Before anything else blew up in their faces and despite the late hour, he knew it was time to take action on the plan he’d been putting into place for the past couple of months. He’d wanted things to be perfect.

Dylan turned right at the stop sign—the road was private and poorly lit, but he knew where he was going. He’d been here a few times before.

But this time, it wasn’t a dress rehearsal, this was the real thing … and the woman sitting next to him was that as well.

“Where are we?” Riley asked for the millionth time. He’d been holding her hand for a while across the console and she was curled up in the truck’s seat, looking even more gorgeous than the day he’d first seen her.

She’d tried to blow him up, had only succeeded in ruining his car, and they’d been fighting—and making love—ever since.

But for the past eight months they’d been together. Working, living—and he wasn’t about to let anything come between them. “Almost there.”

She sighed a little, but she wasn’t complaining.

The fact that she trusted him enough to go along for the ride made him even more firm in his decision. When he drove up the long driveway and parked, she turned to peer out the window. He got out and went around to open her door, and she looked at him with a million questions in her eyes.

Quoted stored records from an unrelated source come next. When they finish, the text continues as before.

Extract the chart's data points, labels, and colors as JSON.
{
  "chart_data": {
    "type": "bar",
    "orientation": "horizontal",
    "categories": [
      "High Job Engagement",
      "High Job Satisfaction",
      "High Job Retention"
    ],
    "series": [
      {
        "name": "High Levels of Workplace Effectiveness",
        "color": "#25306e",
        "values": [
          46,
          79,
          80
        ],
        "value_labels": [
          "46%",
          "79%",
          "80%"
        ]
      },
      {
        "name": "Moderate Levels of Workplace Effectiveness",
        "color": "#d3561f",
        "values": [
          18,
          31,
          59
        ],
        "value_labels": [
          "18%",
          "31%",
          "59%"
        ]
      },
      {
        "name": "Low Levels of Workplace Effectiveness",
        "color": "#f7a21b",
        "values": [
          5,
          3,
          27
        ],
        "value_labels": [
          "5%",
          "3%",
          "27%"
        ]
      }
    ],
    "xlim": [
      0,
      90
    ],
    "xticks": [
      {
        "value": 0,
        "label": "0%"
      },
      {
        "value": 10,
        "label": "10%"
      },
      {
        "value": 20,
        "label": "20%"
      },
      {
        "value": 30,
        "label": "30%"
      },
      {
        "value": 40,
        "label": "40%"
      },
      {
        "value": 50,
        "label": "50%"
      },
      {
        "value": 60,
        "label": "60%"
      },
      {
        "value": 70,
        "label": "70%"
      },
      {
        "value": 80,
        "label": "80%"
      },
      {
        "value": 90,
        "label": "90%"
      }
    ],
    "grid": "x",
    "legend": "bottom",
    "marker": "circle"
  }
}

“I’m guessing if I needed to bring my gun, you would’ve told me, right?” she asked.

“You’re fine unarmed. Come on.” He took her hand and led her toward the small, private house.

Richard was waiting on the porch and he waved as soon as he saw the couple approach. The porch had several lit candles scattered around it, which Dylan had to admit was a nice touch.

He didn’t have much in the way of traditional romance in him, but there was almost a primal need to do this right.